More DERs means more consumers joining the grid — and “more credit card numbers, more identifying personal data” at risk, said Tobias Whitney, technical executive for the Electric Power Research Institute, during a July 23 panel.
To address cybersecurity risks, Whitney recommended those in the industry do more to understand vulnerabilities in the supply chain and train a “cross-functional” workforce fluent in IT, operational technology, devices and connectivity. He also suggested industry players maintain security metrics to understand what cybersecurity measures are working.
Colleen Glenn, control systems cybersecurity analyst for the Idaho National Laboratory, said current DER technology is designed for functionality and not cybersecurity.
“Cyber vulnerabilities and cyber threats are inextricably linked. You can’t have one without the other,” Glenn said.
She cited the steps of the Industrial Control System Cyber Kill Chain as a common progression of events when a bad actor hacks the grid: reconnaissance, weaponization, targeting, delivery, exploitation, installation, control and action.

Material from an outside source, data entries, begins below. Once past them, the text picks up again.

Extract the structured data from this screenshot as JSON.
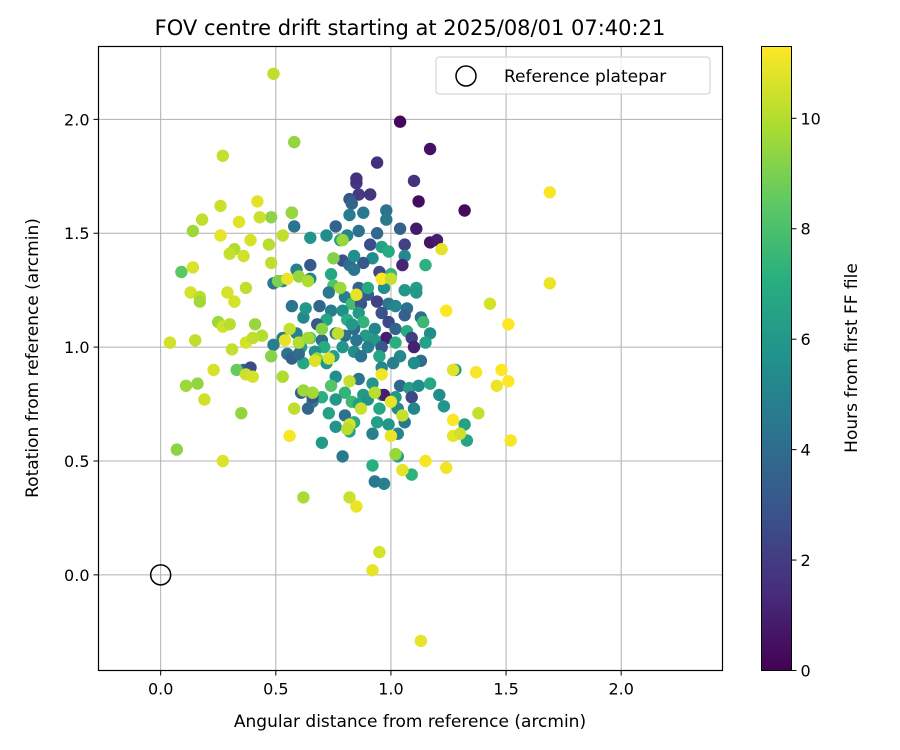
{
  "chart_data": {
    "type": "scatter",
    "title": "FOV centre drift starting at 2025/08/01 07:40:21",
    "xlabel": "Angular distance from reference (arcmin)",
    "ylabel": "Rotation from reference (arcmin)",
    "xlim": [
      -0.27,
      2.44
    ],
    "ylim": [
      -0.42,
      2.32
    ],
    "xticks": [
      "0.0",
      "0.5",
      "1.0",
      "1.5",
      "2.0"
    ],
    "yticks": [
      "0.0",
      "0.5",
      "1.0",
      "1.5",
      "2.0"
    ],
    "grid": true,
    "legend": {
      "placement": "top-right",
      "entries": [
        "Reference platepar"
      ]
    },
    "reference_point": {
      "x": 0.0,
      "y": 0.0
    },
    "colorbar": {
      "label": "Hours from first FF file",
      "min": 0,
      "max": 11.3,
      "ticks": [
        "0",
        "2",
        "4",
        "6",
        "8",
        "10"
      ],
      "colormap": "viridis"
    },
    "points_format": "[x, y, hours]",
    "points": [
      [
        1.04,
        1.99,
        0.2
      ],
      [
        1.17,
        1.87,
        0.5
      ],
      [
        0.94,
        1.81,
        1.5
      ],
      [
        0.85,
        1.72,
        1.8
      ],
      [
        0.86,
        1.67,
        1.9
      ],
      [
        0.91,
        1.67,
        1.7
      ],
      [
        0.82,
        1.65,
        3.0
      ],
      [
        0.83,
        1.63,
        3.6
      ],
      [
        1.1,
        1.73,
        1.6
      ],
      [
        1.12,
        1.64,
        0.4
      ],
      [
        1.32,
        1.6,
        0.3
      ],
      [
        0.98,
        1.6,
        4.3
      ],
      [
        0.88,
        1.59,
        4.5
      ],
      [
        0.82,
        1.58,
        4.8
      ],
      [
        0.57,
        1.59,
        3.9
      ],
      [
        0.98,
        1.56,
        4.5
      ],
      [
        0.86,
        1.51,
        4.2
      ],
      [
        1.04,
        1.52,
        3.5
      ],
      [
        1.11,
        1.52,
        0.8
      ],
      [
        0.94,
        1.5,
        3.8
      ],
      [
        0.81,
        1.49,
        5.1
      ],
      [
        0.72,
        1.49,
        5.4
      ],
      [
        0.65,
        1.48,
        5.8
      ],
      [
        0.78,
        1.47,
        6.2
      ],
      [
        1.17,
        1.46,
        0.6
      ],
      [
        1.2,
        1.47,
        0.9
      ],
      [
        1.06,
        1.45,
        2.2
      ],
      [
        0.91,
        1.45,
        2.6
      ],
      [
        0.96,
        1.44,
        6.5
      ],
      [
        0.99,
        1.42,
        6.8
      ],
      [
        0.92,
        1.39,
        5.5
      ],
      [
        1.06,
        1.4,
        5.3
      ],
      [
        0.79,
        1.38,
        2.8
      ],
      [
        0.88,
        1.37,
        3.1
      ],
      [
        1.05,
        1.36,
        1.2
      ],
      [
        1.15,
        1.36,
        7.2
      ],
      [
        0.82,
        1.36,
        4.0
      ],
      [
        0.84,
        1.34,
        4.4
      ],
      [
        0.95,
        1.33,
        2.5
      ],
      [
        1.0,
        1.32,
        7.5
      ],
      [
        0.74,
        1.32,
        6.7
      ],
      [
        0.65,
        1.3,
        5.1
      ],
      [
        0.75,
        1.27,
        8.1
      ],
      [
        0.86,
        1.26,
        3.6
      ],
      [
        0.97,
        1.26,
        5.6
      ],
      [
        1.06,
        1.25,
        5.9
      ],
      [
        1.11,
        1.26,
        6.3
      ],
      [
        0.73,
        1.24,
        4.5
      ],
      [
        0.8,
        1.22,
        4.9
      ],
      [
        0.9,
        1.23,
        3.3
      ],
      [
        1.11,
        1.24,
        6.0
      ],
      [
        0.83,
        1.19,
        7.8
      ],
      [
        0.87,
        1.19,
        3.0
      ],
      [
        0.94,
        1.2,
        2.2
      ],
      [
        0.99,
        1.19,
        4.6
      ],
      [
        1.02,
        1.18,
        5.2
      ],
      [
        1.07,
        1.17,
        4.2
      ],
      [
        0.57,
        1.18,
        4.3
      ],
      [
        0.69,
        1.18,
        3.7
      ],
      [
        0.74,
        1.16,
        4.8
      ],
      [
        0.79,
        1.16,
        5.6
      ],
      [
        0.86,
        1.15,
        6.1
      ],
      [
        0.96,
        1.15,
        2.9
      ],
      [
        1.06,
        1.14,
        3.4
      ],
      [
        1.13,
        1.13,
        4.1
      ],
      [
        0.62,
        1.13,
        5.3
      ],
      [
        0.72,
        1.12,
        6.6
      ],
      [
        0.81,
        1.12,
        7.0
      ],
      [
        0.88,
        1.11,
        7.3
      ],
      [
        0.99,
        1.11,
        2.4
      ],
      [
        1.14,
        1.11,
        7.6
      ],
      [
        0.68,
        1.1,
        3.2
      ],
      [
        0.84,
        1.08,
        3.9
      ],
      [
        0.93,
        1.08,
        5.1
      ],
      [
        1.02,
        1.08,
        3.6
      ],
      [
        1.07,
        1.07,
        6.9
      ],
      [
        1.17,
        1.06,
        5.5
      ],
      [
        0.59,
        1.06,
        5.0
      ],
      [
        0.76,
        1.06,
        4.6
      ],
      [
        0.8,
        1.05,
        4.1
      ],
      [
        0.89,
        1.05,
        6.2
      ],
      [
        0.98,
        1.04,
        0.9
      ],
      [
        1.09,
        1.04,
        2.1
      ],
      [
        0.53,
        1.04,
        4.7
      ],
      [
        0.65,
        1.04,
        8.5
      ],
      [
        0.7,
        1.03,
        3.9
      ],
      [
        0.85,
        1.03,
        4.4
      ],
      [
        0.93,
        1.03,
        6.0
      ],
      [
        1.02,
        1.02,
        7.1
      ],
      [
        1.15,
        1.02,
        6.5
      ],
      [
        0.49,
        1.01,
        4.8
      ],
      [
        0.61,
        1.0,
        6.4
      ],
      [
        0.71,
        1.0,
        6.9
      ],
      [
        0.79,
        1.0,
        5.9
      ],
      [
        0.9,
        1.0,
        4.9
      ],
      [
        0.96,
        1.0,
        3.1
      ],
      [
        1.1,
        1.0,
        1.1
      ],
      [
        0.55,
        0.97,
        4.3
      ],
      [
        0.67,
        0.98,
        5.7
      ],
      [
        0.84,
        0.98,
        5.5
      ],
      [
        0.95,
        0.96,
        6.6
      ],
      [
        1.04,
        0.96,
        5.3
      ],
      [
        1.13,
        0.94,
        4.0
      ],
      [
        0.57,
        0.95,
        3.5
      ],
      [
        0.68,
        0.95,
        9.5
      ],
      [
        0.75,
        0.96,
        6.3
      ],
      [
        0.87,
        0.96,
        4.3
      ],
      [
        1.01,
        0.93,
        4.8
      ],
      [
        1.1,
        0.93,
        5.5
      ],
      [
        0.62,
        0.93,
        6.7
      ],
      [
        0.72,
        0.93,
        5.9
      ],
      [
        0.96,
        0.91,
        5.2
      ],
      [
        1.28,
        0.9,
        6.1
      ],
      [
        0.76,
        0.87,
        5.6
      ],
      [
        0.86,
        0.86,
        4.4
      ],
      [
        0.92,
        0.84,
        5.9
      ],
      [
        1.04,
        0.83,
        3.8
      ],
      [
        1.08,
        0.82,
        6.3
      ],
      [
        1.12,
        0.83,
        5.5
      ],
      [
        1.17,
        0.84,
        6.7
      ],
      [
        0.74,
        0.83,
        8.2
      ],
      [
        0.8,
        0.8,
        7.3
      ],
      [
        0.88,
        0.79,
        6.1
      ],
      [
        0.96,
        0.79,
        8.0
      ],
      [
        1.02,
        0.78,
        6.0
      ],
      [
        1.09,
        0.78,
        2.4
      ],
      [
        1.21,
        0.79,
        5.5
      ],
      [
        0.7,
        0.78,
        7.1
      ],
      [
        0.66,
        0.76,
        4.9
      ],
      [
        0.76,
        0.77,
        6.0
      ],
      [
        0.83,
        0.76,
        7.7
      ],
      [
        0.86,
        0.75,
        6.4
      ],
      [
        0.9,
        0.77,
        5.7
      ],
      [
        0.95,
        0.73,
        6.7
      ],
      [
        1.03,
        0.73,
        5.3
      ],
      [
        1.1,
        0.73,
        5.1
      ],
      [
        1.23,
        0.74,
        5.9
      ],
      [
        0.64,
        0.73,
        3.7
      ],
      [
        0.73,
        0.71,
        6.5
      ],
      [
        0.8,
        0.7,
        4.2
      ],
      [
        0.84,
        0.67,
        6.8
      ],
      [
        0.94,
        0.67,
        6.3
      ],
      [
        0.99,
        0.66,
        5.9
      ],
      [
        1.06,
        0.67,
        4.5
      ],
      [
        1.32,
        0.66,
        6.5
      ],
      [
        0.76,
        0.65,
        5.8
      ],
      [
        0.82,
        0.63,
        6.4
      ],
      [
        0.92,
        0.62,
        4.9
      ],
      [
        1.03,
        0.62,
        5.2
      ],
      [
        1.33,
        0.59,
        6.6
      ],
      [
        0.7,
        0.58,
        6.1
      ],
      [
        0.79,
        0.52,
        4.6
      ],
      [
        0.92,
        0.48,
        7.1
      ],
      [
        1.03,
        0.52,
        6.4
      ],
      [
        1.09,
        0.44,
        7.2
      ],
      [
        0.93,
        0.41,
        4.5
      ],
      [
        0.97,
        0.4,
        4.9
      ],
      [
        0.53,
        1.29,
        5.2
      ],
      [
        0.59,
        1.34,
        4.9
      ],
      [
        0.65,
        1.36,
        3.2
      ],
      [
        0.36,
        0.9,
        3.6
      ],
      [
        0.97,
        0.79,
        1.0
      ],
      [
        0.39,
        0.91,
        2.6
      ],
      [
        0.61,
        0.8,
        3.5
      ],
      [
        0.66,
        0.78,
        3.1
      ],
      [
        0.85,
        1.74,
        1.6
      ],
      [
        0.76,
        1.53,
        3.6
      ],
      [
        0.9,
        1.26,
        6.8
      ],
      [
        0.84,
        1.4,
        5.6
      ],
      [
        0.58,
        1.53,
        4.4
      ],
      [
        0.63,
        1.17,
        5.9
      ],
      [
        0.49,
        1.28,
        4.5
      ],
      [
        0.83,
        1.1,
        6.0
      ],
      [
        0.6,
        0.97,
        3.9
      ],
      [
        1.27,
        0.9,
        10.8
      ],
      [
        0.18,
        1.56,
        10.2
      ],
      [
        0.26,
        1.62,
        10.4
      ],
      [
        0.42,
        1.64,
        10.8
      ],
      [
        0.32,
        1.43,
        9.9
      ],
      [
        0.48,
        1.57,
        9.3
      ],
      [
        0.14,
        1.51,
        9.6
      ],
      [
        0.26,
        1.49,
        10.9
      ],
      [
        0.43,
        1.57,
        10.4
      ],
      [
        0.34,
        1.55,
        10.8
      ],
      [
        0.39,
        1.47,
        10.6
      ],
      [
        0.47,
        1.45,
        10.1
      ],
      [
        0.58,
        1.9,
        9.4
      ],
      [
        0.27,
        1.84,
        10.3
      ],
      [
        0.49,
        2.2,
        10.2
      ],
      [
        0.57,
        1.59,
        9.5
      ],
      [
        0.3,
        1.41,
        10.3
      ],
      [
        0.36,
        1.4,
        10.5
      ],
      [
        0.53,
        1.49,
        10.2
      ],
      [
        0.09,
        1.33,
        8.4
      ],
      [
        0.14,
        1.35,
        10.7
      ],
      [
        0.48,
        1.37,
        10.2
      ],
      [
        0.51,
        1.29,
        9.0
      ],
      [
        0.6,
        1.31,
        9.5
      ],
      [
        0.64,
        1.29,
        9.9
      ],
      [
        0.75,
        1.39,
        9.1
      ],
      [
        0.13,
        1.24,
        10.6
      ],
      [
        0.17,
        1.22,
        10.1
      ],
      [
        0.29,
        1.24,
        10.6
      ],
      [
        0.32,
        1.2,
        10.6
      ],
      [
        0.37,
        1.26,
        10.2
      ],
      [
        0.55,
        1.3,
        11.0
      ],
      [
        0.78,
        1.26,
        9.6
      ],
      [
        0.96,
        1.3,
        11.3
      ],
      [
        0.17,
        1.2,
        9.7
      ],
      [
        0.25,
        1.11,
        9.6
      ],
      [
        0.27,
        1.09,
        10.5
      ],
      [
        0.3,
        1.1,
        10.1
      ],
      [
        0.41,
        1.1,
        9.5
      ],
      [
        0.44,
        1.05,
        10.0
      ],
      [
        0.56,
        1.08,
        10.3
      ],
      [
        0.6,
        1.02,
        10.0
      ],
      [
        0.7,
        1.08,
        9.2
      ],
      [
        0.77,
        1.06,
        10.2
      ],
      [
        0.04,
        1.02,
        10.5
      ],
      [
        0.15,
        1.03,
        10.2
      ],
      [
        0.31,
        0.99,
        10.3
      ],
      [
        0.37,
        1.02,
        10.6
      ],
      [
        0.4,
        1.04,
        10.2
      ],
      [
        0.48,
        0.96,
        9.2
      ],
      [
        0.54,
        1.03,
        10.9
      ],
      [
        0.64,
        1.04,
        9.7
      ],
      [
        0.67,
        0.94,
        10.7
      ],
      [
        0.73,
        0.95,
        10.7
      ],
      [
        0.23,
        0.9,
        10.6
      ],
      [
        0.33,
        0.9,
        8.6
      ],
      [
        0.37,
        0.88,
        10.4
      ],
      [
        0.4,
        0.87,
        10.6
      ],
      [
        0.53,
        0.87,
        9.9
      ],
      [
        0.62,
        0.81,
        9.6
      ],
      [
        0.66,
        0.8,
        9.7
      ],
      [
        0.11,
        0.83,
        9.6
      ],
      [
        0.16,
        0.84,
        9.4
      ],
      [
        0.19,
        0.77,
        10.5
      ],
      [
        0.56,
        0.61,
        11.2
      ],
      [
        0.58,
        0.73,
        10.2
      ],
      [
        0.35,
        0.71,
        9.4
      ],
      [
        0.82,
        0.85,
        10.3
      ],
      [
        0.82,
        0.66,
        10.6
      ],
      [
        0.81,
        0.64,
        10.1
      ],
      [
        0.87,
        0.73,
        10.4
      ],
      [
        0.93,
        0.8,
        10.1
      ],
      [
        1.0,
        0.76,
        10.9
      ],
      [
        1.05,
        0.7,
        10.3
      ],
      [
        0.96,
        0.88,
        11.1
      ],
      [
        1.0,
        0.61,
        11.0
      ],
      [
        1.02,
        0.53,
        9.5
      ],
      [
        1.05,
        0.46,
        10.9
      ],
      [
        0.82,
        0.34,
        10.4
      ],
      [
        0.85,
        0.3,
        11.0
      ],
      [
        0.62,
        0.34,
        9.8
      ],
      [
        0.27,
        0.5,
        10.7
      ],
      [
        0.07,
        0.55,
        9.3
      ],
      [
        0.95,
        0.1,
        10.6
      ],
      [
        0.92,
        0.02,
        10.9
      ],
      [
        1.13,
        -0.29,
        10.9
      ],
      [
        1.15,
        0.5,
        11.2
      ],
      [
        1.24,
        0.47,
        11.1
      ],
      [
        1.27,
        0.61,
        10.9
      ],
      [
        1.3,
        0.62,
        10.5
      ],
      [
        1.27,
        0.68,
        11.3
      ],
      [
        1.38,
        0.71,
        10.3
      ],
      [
        1.46,
        0.83,
        11.0
      ],
      [
        1.48,
        0.9,
        11.3
      ],
      [
        1.51,
        0.85,
        11.3
      ],
      [
        1.37,
        0.89,
        11.2
      ],
      [
        1.52,
        0.59,
        11.2
      ],
      [
        1.51,
        1.1,
        11.3
      ],
      [
        1.43,
        1.19,
        10.6
      ],
      [
        1.24,
        1.16,
        11.3
      ],
      [
        1.69,
        1.68,
        11.2
      ],
      [
        1.69,
        1.28,
        11.0
      ],
      [
        1.22,
        1.43,
        10.9
      ],
      [
        0.85,
        1.23,
        10.9
      ],
      [
        1.0,
        1.3,
        10.3
      ],
      [
        0.79,
        1.47,
        9.5
      ]
    ]
  }
}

Glenn said hackers often use open-source, Internet-based information to begin a cyberattack. She said a popular starting point is the search engine Shodan, which identifies control systems connected to the Internet.
Web-accessible platforms are common with DERs, Glenn said, adding that she once accessed a solar array and its micro inverters through a webpage — all without a single prompt for login credentials. Sometimes, equipment passwords are contained in public operating manuals, and wind turbines are even “daisy-chained” together so cyber access to one means access to all, she said.
“So often vendors are the ones that really control what is designed. … Unless there’s a widespread demand for this, cybersecurity is not a major concern because it’s expensive and requires research,” Glenn said.
Danish Saleem, DER cybersecurity standards lead for the National Renewable Energy Laboratory, said vendors and utilities will not develop a requirement to include cybersecurity controls on their own.
Instead, cybersecurity controls should be required in utilities’ request for proposals, Saleem said.
“[Utilities] say, ‘Yeah but we don’t need another thing in our system to manage,’” he said. “This has to come from regulatory bodies. You have to fine them.”
Beyond that, regulatory bodies should include basic cybersecurity standards in the approval process, Saleem said. Cybersecurity should be baked into utilities’ design-level work, including plans to periodically update the controls.
Saleem also said he’s looking for regulators’ input on the SunSpec/Sandia DER Cybersecurity Workgroup, which is examining how the IEEE 1547 DER interconnection standard can be revised to include more cybersecurity.
Glenn urged regulators to participate in cybersecurity conferences and stay abreast of cybersecurity topics. “I think one of the greatest things you can do is be a champion of cyber hygiene,” she said.
DER Forecasting Essentials
Later in the day, another panel discussed the need for improved DER forecasting.
Juliet Homer, senior energy research engineer for Pacific Northwest National Laboratory, said DERs traditionally relied on historical trends for forecasts, excluding predictive factors.
“Going forward, there’s a need to move beyond these into more advanced forecasting,” Homer said. She said forecasting could consider growth projections, DER cost decreases and carbon goals. She also said commissions might use the Bass Diffusion Model, which gives a starting point picture of market penetration based on the theory that early adopters of a new technology influence subsequent adopters.
“With the democratization of our grid, customers are more in control, and they can be sneaky,” joked DER expert Patrick McCoy, of the Sacramento Municipal Utility District.
McCoy said regulators need transparency into DER load data, but that data can be proprietary or veiled behind privacy agreements.
“You’ve got third parties now that control their own [DER] data. … It’s not just about utilities anymore. It’s third parties and customers that are part of the equation,” he warned.
McCoy said commissions should draw distinctions between “need-to-have” data versus “nice-to-have” data and go after necessary data first. He said regulators should pursue reports on resource planning, distribution planning, DER studies, cost trajectories and economic studies. He also said regulators should gain insights into utilities’ customer research.
“It’s a moving target,” McCoy admitted of DER forecasting. “There’s a lot of work to be done.”